GUIDA ARCHETIPI: MONSTERS TRISS

Buongiorno Gwentaglia

è da un pò che non scrivevo articoli per voi e, come avrete sicuramente notato dal gruppo Facebook Gwent Italia, mi sono focalizzato molto sul gameplay successivo al rilascio dell’ultima patch.

Con la voglia di giocare qualcosa di diverso dagli Skellige, e su uno spunto letto proprio sul gruppo, riguardo i mazzi Mostri che iniziavano ad usare Triss, mi sono incuriosito e ho deciso di provare anche io, visto che mi sembrava qualcosa di diverso dai soliti Consume. I risultati ormai sono noti a tutti, una winrate ridicola, intorno all’80-85% a rank medio alti, intorno al 76% in Top250, fino a raggiungere la posizione in classifica globale #15.

Quale migliore occasione quindi per condividere con voi una guida su questo mazzo!

Una precisazione che ritengo doverosa: sebbene la ricerca del deck iniziale sia stata personale, mi sono presto allineato con un utente che aveva postato un mazzo su GwentDB, arrivando alla fine a seguire le sue modifiche e testarle io stesso, trovandole continuamente azzeccate. Mi sento quindi di dire che il creatore del mazzo non sono io, ma lui: ci tengo quindi a mettere un link al deck originale, su GwentDB.

INTRODUZIONE

Lo scopo principale del mazzo, che si basa sul leader Dagon, è quello di creare uno sciame di creature a bassa forza, che progressivamente vengono potenziate da Triss: incantesimo Farfalle, arrivando in situazioni in cui 7-8 unità vengono potenziate ad ogni turno, generando una progressione inarrestabile.

Con l’abilità del leader, insieme a Woodland Spirit (Spirito della Foresta), si riesce inoltre a richiamare i Foglet, sempre in sincronia con gli aumenti generati da Triss, e simultaneamente creare Fog (Nebbia Impenetrabile) nel campo avversario, per un ulteriore ping di 2 ad ogni turno.

COMBO DELLE CARTE

In questo mazzo non esistono vere e proprie combinazioni di carte per ottenere una win condition, la combo vera e propria è costituita dal gameplan, ossia come pianificare il gioco. Esistono comunque piccole ottimizzazioni, carte che, sebbene non abbiano sinergia tra loro, danno vantaggi se utilizzate assieme. Queste ottimizzazioni le troverete nella sezione Pro Tips, così come nella strategia generale, o principalmente incentrate sull’utilizzo di Ge’els/Renew (Rinnovamento) o gestione difensiva anti-Igni.

GUIDA GENERALE

Mulligan

Da effettuare in questo ordine, per ottimizzare il blacklisting:

  1. Foglet: Scartarli tutti. Se ne avete 2, per ottimizzare il blacklisting, scartare il primo, procedete poi con un’altra carta da blacklistare, seguendo questa lista, infine scartate il secondo. Se ne avete 3, armatevi di pazienza, non rassegnatevi, e limitatevi a scartarli tutti e 3.
  2. Arachas: Ve ne serve solo uno (ma è bene che ne abbiate 1, se iniziate con 0, cercatelo nei mulligan). Se ne avete più di 1, mandate il secondo in blacklist. Ovviamente se in fase di mulligan scartate un Arachas e vi trovate un Foglet, la gestione di quest’ultimo ha la priorità.
  3. Crones (Megere): Anche qui, ne serve solo una. Come per gli Arachas, concentratevi su di loro SE E SOLO SE Foglet e Arachas sono già a posto.

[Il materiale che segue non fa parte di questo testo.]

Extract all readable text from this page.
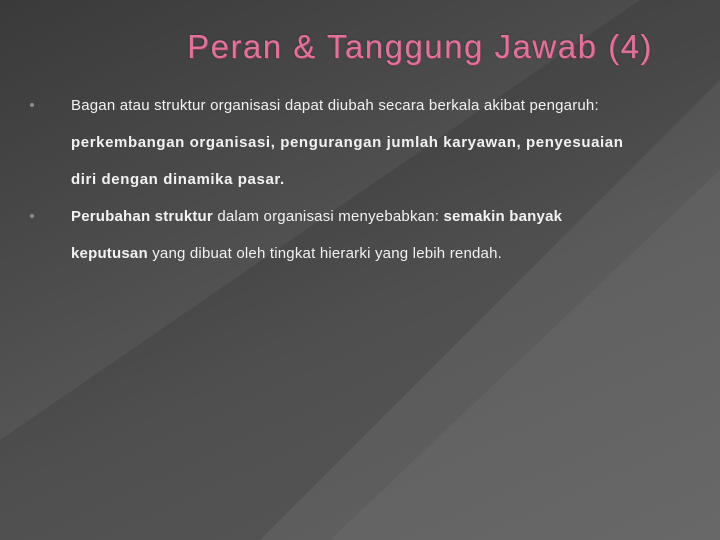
Peran & Tanggung Jawab (4)
Bagan atau struktur organisasi dapat diubah secara berkala akibat pengaruh:
perkembangan organisasi, pengurangan jumlah karyawan, penyesuaian
diri dengan dinamika pasar.
Perubahan struktur dalam organisasi menyebabkan: semakin banyak
keputusan yang dibuat oleh tingkat hierarki yang lebih rendah.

Premesse queste poche regole, che sono FONDAMENTALI, alcune accortezze ulteriori sono:

  1. Triss, è molto utile averla di prima mano. Con il blacklisting descritto sopra, è anche molto facile averla (o comunque ritrovarla, vedi dopo) di prima mano. Se comunque non esce, non vi allarmate, non è assolutamente una wincondition, in questo caso potete giocare R1 a perdere, facendo credere all’avversario di voler vincere e facendogli usare le sue risorse, ma soprattutto applicando il deck thinning, aumentando enormemente le vostre possibilità di trovare Triss a R2, e quindi concentrarvi sul vincere la partita da quel momento.
  2. Ge’els: utilissimo per pescare Triss se non la avete già. Se avete tutte le gold ad eccezione di lei, Ge’els vi da 100% garanzia di pescarla. Fate attenzione a non usarlo a R1, se c’è Renew ancora nel mazzo.
  3. 2 Crones, è perfettamente OK finire il mulligan con 2 di loro in mano. Non è fondamentale, la cosa che conta è avere un mulligan ottimale per Foglet e Arachas. In questo deck le Crones sono si una tempo play, ma principalmente sono unità di forza più alta, che userete per scopo difensivo, proteggendo lo sciame da carte come Scorch (Ustione) o Igni
  4. Mani non ottimali: la regola è semplice: non scoraggiatevi! Pensate che anche il vostro avversario avrà avuto i suoi problemi a gestire il mulligan e anche la sua mano non sarà ottimale. Ma soprattutto, considerate che userete il R1 come round da perdere, facendo più possibile deck thinning, e preparandovi a trovare le carte che vi servono in R2/R3, vincendo comunque. Inoltre spesso, nel tentativo di giocare R1 a perdere, con deck thinning e unità che arrivano a frotte sulla board, capita che il vostro avversario non capisca che è il round che intendete perdere, e passi lasciandovelo!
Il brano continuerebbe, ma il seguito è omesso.